Vivimos tiempos procelosos, dominados por la neurosis, el relativismo y la grisura mental. Aparentemente, no son los mejores, aunque en el fondo sí. Es cierto que tenemos los Pajaritos, las Tres Mil Viviendas y hasta siete barrios de la ciudad aupados al ‘top ten’ de los más pobres de España, pero a pesar de todo cabría preguntarse si nuestra sociedad, en general, ha conocido alguna época anterior donde la gente viviese
mejor que ahora. Es evidente que no. A efectos de la Semana Santa se puede decir lo mismo: cualquier tiempo pasado siempre fue peor. Sin excepción. La crisis que ahora vive la Semana Santa es consecuencia de su éxito, de un apogeo con el que muy pocos contaban a finales de los años sesenta del siglo pasado y que se viene prolongando ya por espacio de varias décadas. Es cierto que existen problemas que deben resolverse, pero tratar de hacerlo precipitando una suerte de catarsis total es seguramente un grave error. De todos modos, nadie se alarme, porque seguramente nadie lo cometerá. Nadie incurrirá en esa locura.
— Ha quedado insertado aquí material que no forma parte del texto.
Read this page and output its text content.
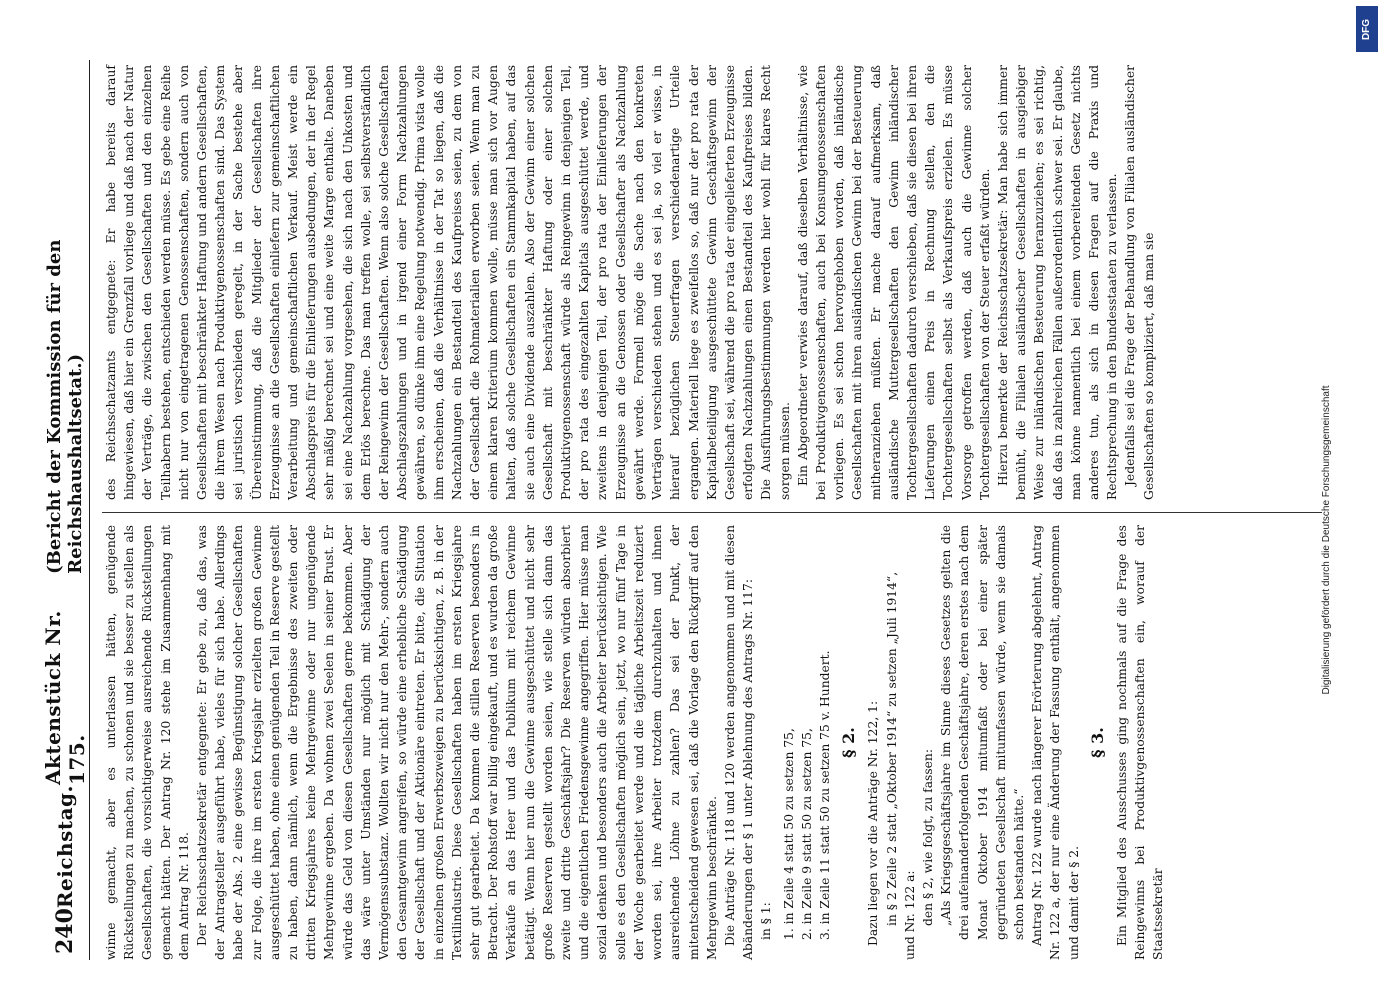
240
Reichstag.
Aktenstück Nr. 175.
(Bericht der Kommission für den Reichshaushaltsetat.)

winne gemacht, aber es unterlassen hätten, genügende Rückstellungen zu machen, zu schonen und sie besser zu stellen als Gesellschaften, die vorsichtigerweise ausreichende Rückstellungen gemacht hätten. Der Antrag Nr. 120 stehe im Zusammenhang mit dem Antrag Nr. 118. Der Reichsschatzsekretär entgegnete: Er gebe zu, daß das, was der Antragsteller ausgeführt habe, vieles für sich habe. Allerdings habe der Abs. 2 eine gewisse Begünstigung solcher Gesellschaften zur Folge, die ihre im ersten Kriegsjahr erzielten großen Gewinne ausgeschüttet haben, ohne einen genügenden Teil in Reserve gestellt zu haben, dann nämlich, wenn die Ergebnisse des zweiten oder dritten Kriegsjahres keine Mehrgewinne oder nur ungenügende Mehrgewinne ergeben. Da wohnen zwei Seelen in seiner Brust. Er würde das Geld von diesen Gesellschaften gerne bekommen. Aber das wäre unter Umständen nur möglich mit Schädigung der Vermögenssubstanz. Wollten wir nicht nur den Mehr-, sondern auch den Gesamtgewinn angreifen, so würde eine erhebliche Schädigung der Gesellschaft und der Aktionäre eintreten. Er bitte, die Situation in einzelnen großen Erwerbszweigen zu berücksichtigen, z. B. in der Textilindustrie. Diese Gesellschaften haben im ersten Kriegsjahre sehr gut gearbeitet. Da kommen die stillen Reserven besonders in Betracht. Der Rohstoff war billig eingekauft, und es wurden da große Verkäufe an das Heer und das Publikum mit reichem Gewinne betätigt. Wenn hier nun die Gewinne ausgeschüttet und nicht sehr große Reserven gestellt worden seien, wie stelle sich dann das zweite und dritte Geschäftsjahr? Die Reserven würden absorbiert und die eigentlichen Friedensgewinne angegriffen. Hier müsse man sozial denken und besonders auch die Arbeiter berücksichtigen. Wie solle es den Gesellschaften möglich sein, jetzt, wo nur fünf Tage in der Woche gearbeitet werde und die tägliche Arbeitszeit reduziert worden sei, ihre Arbeiter trotzdem durchzuhalten und ihnen ausreichende Löhne zu zahlen? Das sei der Punkt, der mitentscheidend gewesen sei, daß die Vorlage den Rückgriff auf den Mehrgewinn beschränkte. Die Anträge Nr. 118 und 120 werden angenommen und mit diesen Abänderungen der § 1 unter Ablehnung des Antrags Nr. 117: in § 1: 1. in Zeile 4 statt 50 zu setzen 75, 2. in Zeile 9 statt 50 zu setzen 75, 3. in Zeile 11 statt 50 zu setzen 75 v. Hundert. § 2. Dazu liegen vor die Anträge Nr. 122, 1: in § 2 Zeile 2 statt „Oktober 1914“ zu setzen „Juli 1914“, und Nr. 122 a: den § 2, wie folgt, zu fassen: „Als Kriegsgeschäftsjahre im Sinne dieses Gesetzes gelten die drei aufeinanderfolgenden Geschäftsjahre, deren erstes nach dem Monat Oktober 1914 mitumfaßt oder bei einer später gegründeten Gesellschaft mitumfassen würde, wenn sie damals schon bestanden hätte.“ Antrag Nr. 122 wurde nach längerer Erörterung abgelehnt, Antrag Nr. 122 a, der nur eine Änderung der Fassung enthält, angenommen und damit der § 2.

§ 3. Ein Mitglied des Ausschusses ging nochmals auf die Frage des Reingewinns bei Produktivgenossenschaften ein, worauf der Staatssekretär

des Reichsschatzamts entgegnete: Er habe bereits darauf hingewiesen, daß hier ein Grenzfall vorliege und daß nach der Natur der Verträge, die zwischen den Gesellschaften und den einzelnen Teilhabern bestehen, entschieden werden müsse. Es gebe eine Reihe nicht nur von eingetragenen Genossenschaften, sondern auch von Gesellschaften mit beschränkter Haftung und andern Gesellschaften, die ihrem Wesen nach Produktivgenossenschaften sind. Das System sei juristisch verschieden geregelt, in der Sache bestehe aber Übereinstimmung, daß die Mitglieder der Gesellschaften ihre Erzeugnisse an die Gesellschaften einliefern zur gemeinschaftlichen Verarbeitung und gemeinschaftlichen Verkauf. Meist werde ein Abschlagspreis für die Einlieferungen ausbedungen, der in der Regel sehr mäßig berechnet sei und eine weite Marge enthalte. Daneben sei eine Nachzahlung vorgesehen, die sich nach den Unkosten und dem Erlös berechne. Das man treffen wolle, sei selbstverständlich der Reingewinn der Gesellschaften. Wenn also solche Gesellschaften Abschlagszahlungen und in irgend einer Form Nachzahlungen gewähren, so dünke ihm eine Regelung notwendig. Prima vista wolle ihm erscheinen, daß die Verhältnisse in der Tat so liegen, daß die Nachzahlungen ein Bestandteil des Kaufpreises seien, zu dem von der Gesellschaft die Rohmaterialien erworben seien. Wenn man zu einem klaren Kriterium kommen wolle, müsse man sich vor Augen halten, daß solche Gesellschaften ein Stammkapital haben, auf das sie auch eine Dividende auszahlen. Also der Gewinn einer solchen Gesellschaft mit beschränkter Haftung oder einer solchen Produktivgenossenschaft würde als Reingewinn in denjenigen Teil, der pro rata des eingezahlten Kapitals ausgeschüttet werde, und zweitens in denjenigen Teil, der pro rata der Einlieferungen der Erzeugnisse an die Genossen oder Gesellschafter als Nachzahlung gewährt werde. Formell möge die Sache nach den konkreten Verträgen verschieden stehen und es sei ja, so viel er wisse, in hierauf bezüglichen Steuerfragen verschiedenartige Urteile ergangen. Materiell liege es zweifellos so, daß nur der pro rata der Kapitalbeteiligung ausgeschüttete Gewinn Geschäftsgewinn der Gesellschaft sei, während die pro rata der eingelieferten Erzeugnisse erfolgten Nachzahlungen einen Bestandteil des Kaufpreises bilden. Die Ausführungsbestimmungen werden hier wohl für klares Recht sorgen müssen. Ein Abgeordneter verwies darauf, daß dieselben Verhältnisse, wie bei Produktivgenossenschaften, auch bei Konsumgenossenschaften vorliegen. Es sei schon hervorgehoben worden, daß inländische Gesellschaften mit ihren ausländischen Gewinn bei der Besteuerung mitheranziehen müßten. Er mache darauf aufmerksam, daß ausländische Muttergesellschaften den Gewinn inländischer Tochtergesellschaften dadurch verschieben, daß sie diesen bei ihren Lieferungen einen Preis in Rechnung stellen, den die Tochtergesellschaften selbst als Verkaufspreis erzielen. Es müsse Vorsorge getroffen werden, daß auch die Gewinne solcher Tochtergesellschaften von der Steuer erfaßt würden. Hierzu bemerkte der Reichsschatzsekretär: Man habe sich immer bemüht, die Filialen ausländischer Gesellschaften in ausgiebiger Weise zur inländischen Besteuerung heranzuziehen; es sei richtig, daß das in zahlreichen Fällen außerordentlich schwer sei. Er glaube, man könne namentlich bei einem vorbereitenden Gesetz nichts anderes tun, als sich in diesen Fragen auf die Praxis und Rechtsprechung in den Bundesstaaten zu verlassen. Jedenfalls sei die Frage der Behandlung von Filialen ausländischer Gesellschaften so kompliziert, daß man sie

DFG
Digitalisierung gefördert durch die Deutsche Forschungsgemeinschaft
De ello, de imponer el sentido común y enfriar la más calenturienta sesera, volverá a encargarse un año más el tórrido verano hispalense, cuyas terapéuticas calores actuarán como tranquilizantes, haciendo atemperarse las aviesas intenciones, disolverse los delirios descabellados y derretirse las fantasmadas gaseosas. Las mentes, sumidas por fin en un dulce y estupefaciente nirvana, se entregarán a la evocación y la Semana Santa volverá de ese modo a convertirse en un ensueño idealizado; en un eco lejano, inasible para los burócratas. Al despertar de esa siesta, todos se darán cuenta de que hay que darse prisa porque habrá llegado la hora de nombrar el pregonero y elegir el cartelista y todo habrá vuelto a empezar. Y pasará lo que siempre pasa en Sevilla: que fuese y no hubo nada. En este caso, afortunadamente.